Ever year they have a guest speaker in his honor. This year’s lecture in his honor is Prof. Jean-Luc Marion (of the French Academy, The University of Paris-Sorbonne and the University of Chicago) will be our next lecturer for the Shlomo Pines annual lecture at the Israel Academy of Sciences and Humanities. He will speak on “Saint-Augustine and the Naming of God – idipsum”
The lecture will be held on March 11, 2010 at 18:30 at the Israel Academy of Sciences and Humanities.
It will be followed by a seminar on Friday, 12 March from 10:00 to 12:00 at the Belgium House, Givat Ram, the Hebrew University.
You missed the lecture but try and catch the seminar. Marion is known for bringing God back into phenomenology.
The website has four articles about the life and thought of Shlomo Pines well worth reading
It also has a few articles of the dozens that Pines wrote available as pdf’s. It seems they started this project and then left off. But the articles that the web site does have up are his four articles that contain transcriptions and analysis of Patanjali’s Yoga Sutras as available in their Arabic translation. Also available are articles on the use of Indian and Buddhist thought in the Kalam
These articles show that Jews in Muslim lands knew about various aspects of Indian religions through the Arabic (and Persian) mediators. The earliest Muslim scholar to show sustained interest in Indian religious and philosophical texts was the great scientist and philosopher al-Biruni (973-1048). He translated a number of Sanskrit works into Arabic (including selections from Patañjali’s Yogasūtras and the Bhagavad-Gita) in connection with his encyclopedic treatise on India. Al-Biruni did not translate the names of foreign deities, nor did he incorporate other gods into his own theology. Like those who translated polytheistic Greek texts into Arabic, al-Biruni rendered the Sanskrit gods (deva) with the Arabic terms for angels (malā’ikah) or spiritual beings (rūhāniyyāt), a theological shift aiding in the acceptance of Indian texts. Well- versed Jewish readers would have been acquainted with these translations and would have been thereby shielded from the foreign god implications of the original texts. These texts created a universal commonality since they understood Indian religions as monotheistic. In a similar manner, Jakata tales and the life of the Buddha tales became the various Hebrew collections of tales we know as the King and the Ascetic.
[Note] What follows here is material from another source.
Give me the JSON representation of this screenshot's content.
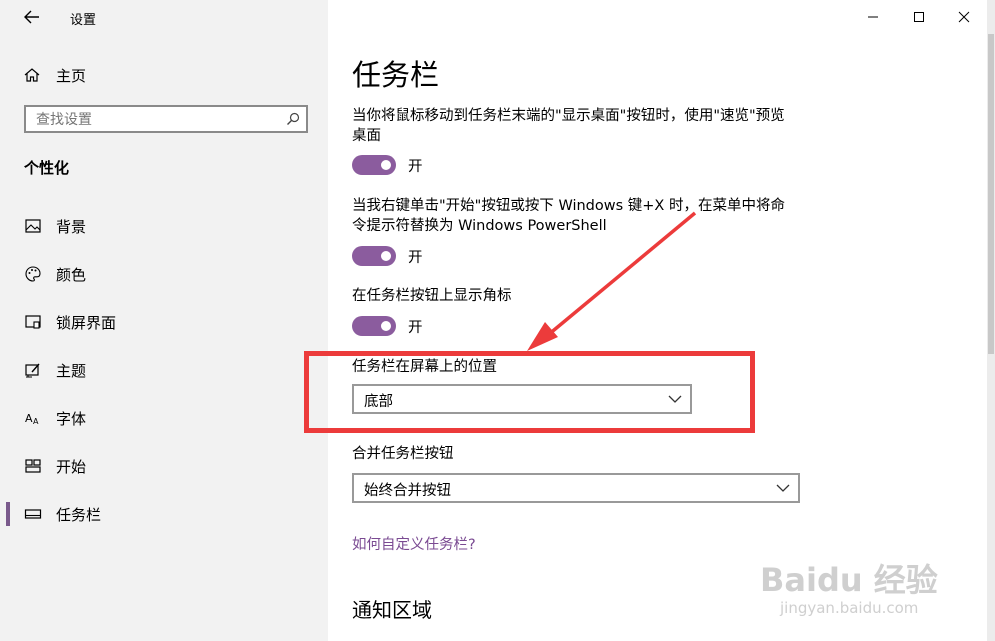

I’ve often thought of what if any effect the study of Eastern interaction with Western thought in the Jewish and Greek-Philosophical exchange. I’ve asked academics about the following resources, as with Heidegger and Buddhism, but even in the 21st century among students whom I think would be interested, mention of such research receives blank expressions as if I’d resuscitated “Black Athena” and implication that the ‘mesorah’ of ideas and concepts only seems to matter from the point when a Jew or a European thinks it;
“Eastern Influences on Western Philosophy; A Reader” by Macfie
“Oriental Enlightenment; The Encounter Between Asian and Western Thought”.
“The Shape of Ancient Thought” by Mcevilley
The Shlomo Pines Society website is no longer online. However, they have just opened a page on Academia.edu with dozens of his articles.